28. Thy name shall be called no more Jacob, but Israel—The old name was not to be abandoned; but, referring as it did to a dishonorable part of the patriarch's history, it was to be associated with another descriptive of his now sanctified and eminently devout character.
And Jacob asked him, and said, Tell me, I pray thee, thy name. And he said, Wherefore is it that thou dost ask after my name? And he blessed him there.
29. Jacob asked, Tell me … thy name—The request was denied that he might not be too elated with his conquest nor suppose that he had obtained such advantage over the angel as to make him do what he pleased.
And Jacob called the name of the place Peniel: for I have seen God face to face, and my life is preserved.
And as he passed over Penuel the sun rose upon him, and he halted upon his thigh.
31. halted upon his thigh—As Paul had a thorn in the flesh given to humble him, lest he should be too elevated by the abundant revelations granted him [2Co 12:7], so Jacob's lameness was to keep him mindful of this mysterious scene, and that it was in gracious condescension the victory was yielded to him.
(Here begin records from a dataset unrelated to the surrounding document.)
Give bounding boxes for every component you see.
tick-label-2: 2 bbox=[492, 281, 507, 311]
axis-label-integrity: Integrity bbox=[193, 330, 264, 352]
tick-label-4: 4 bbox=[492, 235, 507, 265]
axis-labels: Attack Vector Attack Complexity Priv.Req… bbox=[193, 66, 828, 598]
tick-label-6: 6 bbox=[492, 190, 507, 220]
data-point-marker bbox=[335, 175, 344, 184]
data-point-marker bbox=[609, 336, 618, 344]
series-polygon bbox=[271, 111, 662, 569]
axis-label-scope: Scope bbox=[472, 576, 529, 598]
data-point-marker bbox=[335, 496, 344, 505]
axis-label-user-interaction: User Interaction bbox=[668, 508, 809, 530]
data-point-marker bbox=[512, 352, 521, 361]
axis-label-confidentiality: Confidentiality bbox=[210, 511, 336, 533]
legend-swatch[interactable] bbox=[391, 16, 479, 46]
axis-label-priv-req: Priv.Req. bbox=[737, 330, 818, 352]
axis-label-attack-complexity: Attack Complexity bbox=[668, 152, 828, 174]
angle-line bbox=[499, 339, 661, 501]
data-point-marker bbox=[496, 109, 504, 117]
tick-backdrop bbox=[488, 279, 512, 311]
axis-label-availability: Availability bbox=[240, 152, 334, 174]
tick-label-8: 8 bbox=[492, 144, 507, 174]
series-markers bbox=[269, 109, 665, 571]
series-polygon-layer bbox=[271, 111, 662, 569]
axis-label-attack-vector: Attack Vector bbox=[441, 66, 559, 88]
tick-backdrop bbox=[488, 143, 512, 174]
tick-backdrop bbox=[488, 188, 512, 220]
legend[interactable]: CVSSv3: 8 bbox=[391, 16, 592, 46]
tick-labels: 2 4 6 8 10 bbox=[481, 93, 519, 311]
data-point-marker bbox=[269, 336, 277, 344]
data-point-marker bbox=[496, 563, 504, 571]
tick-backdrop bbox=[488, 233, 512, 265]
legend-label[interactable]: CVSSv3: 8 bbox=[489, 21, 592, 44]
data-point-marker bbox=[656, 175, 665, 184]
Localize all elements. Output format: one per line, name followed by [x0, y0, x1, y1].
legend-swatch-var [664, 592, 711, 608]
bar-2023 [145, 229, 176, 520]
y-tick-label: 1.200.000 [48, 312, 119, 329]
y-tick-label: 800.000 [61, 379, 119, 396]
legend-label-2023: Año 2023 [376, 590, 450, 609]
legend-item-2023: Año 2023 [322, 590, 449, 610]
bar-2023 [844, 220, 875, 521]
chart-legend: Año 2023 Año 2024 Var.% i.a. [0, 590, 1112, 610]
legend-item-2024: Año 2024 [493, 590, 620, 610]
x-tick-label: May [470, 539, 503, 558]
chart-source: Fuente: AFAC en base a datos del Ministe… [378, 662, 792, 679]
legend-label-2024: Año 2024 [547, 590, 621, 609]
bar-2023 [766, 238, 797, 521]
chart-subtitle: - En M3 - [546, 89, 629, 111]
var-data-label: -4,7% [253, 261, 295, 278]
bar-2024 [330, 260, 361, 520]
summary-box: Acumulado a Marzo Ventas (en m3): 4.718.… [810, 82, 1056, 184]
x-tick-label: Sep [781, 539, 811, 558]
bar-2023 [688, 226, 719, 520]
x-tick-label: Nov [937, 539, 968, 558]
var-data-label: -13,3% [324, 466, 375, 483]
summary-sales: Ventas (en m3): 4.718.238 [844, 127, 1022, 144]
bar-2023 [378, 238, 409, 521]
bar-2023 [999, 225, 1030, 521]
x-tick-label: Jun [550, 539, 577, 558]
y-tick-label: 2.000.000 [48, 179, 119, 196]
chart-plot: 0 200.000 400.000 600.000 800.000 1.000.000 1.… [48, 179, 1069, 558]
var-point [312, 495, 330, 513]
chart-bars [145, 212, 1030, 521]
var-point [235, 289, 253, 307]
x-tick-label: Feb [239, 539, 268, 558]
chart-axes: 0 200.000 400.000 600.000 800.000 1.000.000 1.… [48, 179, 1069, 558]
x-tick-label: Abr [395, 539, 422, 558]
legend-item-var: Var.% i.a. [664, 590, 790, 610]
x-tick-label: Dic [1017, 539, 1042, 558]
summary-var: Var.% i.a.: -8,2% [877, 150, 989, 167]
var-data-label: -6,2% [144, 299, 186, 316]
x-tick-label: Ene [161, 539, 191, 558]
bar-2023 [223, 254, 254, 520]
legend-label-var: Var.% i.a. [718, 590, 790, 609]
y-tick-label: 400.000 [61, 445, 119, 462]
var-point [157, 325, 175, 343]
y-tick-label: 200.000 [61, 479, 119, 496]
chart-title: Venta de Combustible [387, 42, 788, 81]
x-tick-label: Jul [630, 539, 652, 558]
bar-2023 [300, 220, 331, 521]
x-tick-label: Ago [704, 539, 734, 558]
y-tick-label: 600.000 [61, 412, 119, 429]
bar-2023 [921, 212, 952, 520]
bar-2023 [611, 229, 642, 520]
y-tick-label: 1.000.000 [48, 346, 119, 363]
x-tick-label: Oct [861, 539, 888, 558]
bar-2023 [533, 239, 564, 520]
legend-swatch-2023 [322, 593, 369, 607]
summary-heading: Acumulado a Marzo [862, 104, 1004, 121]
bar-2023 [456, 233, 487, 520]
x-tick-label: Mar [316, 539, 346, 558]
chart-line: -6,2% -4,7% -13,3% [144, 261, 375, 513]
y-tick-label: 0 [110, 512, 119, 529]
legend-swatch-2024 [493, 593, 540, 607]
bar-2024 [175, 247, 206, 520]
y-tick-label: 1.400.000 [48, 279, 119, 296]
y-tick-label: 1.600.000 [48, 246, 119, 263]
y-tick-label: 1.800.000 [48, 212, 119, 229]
In the greatest of these spiritual victories which, through faith, any of God's people obtain, there is always something to humble them.
Therefore the children of Israel eat not of the sinew which shrank, which is upon the hollow of the thigh, unto this day: because he touched the hollow of Jacob's thigh in the sinew that shrank.
32. the sinew which shrank—the nerve that fastens the thigh bone in its socket. The practice of the Jews in abstaining from eating this in the flesh of animals, is not founded on the law of Moses, but is merely a traditional usage. The sinew is carefully extracted; and where there are no persons skilled enough for that operation, they do not make use of the hind legs at all.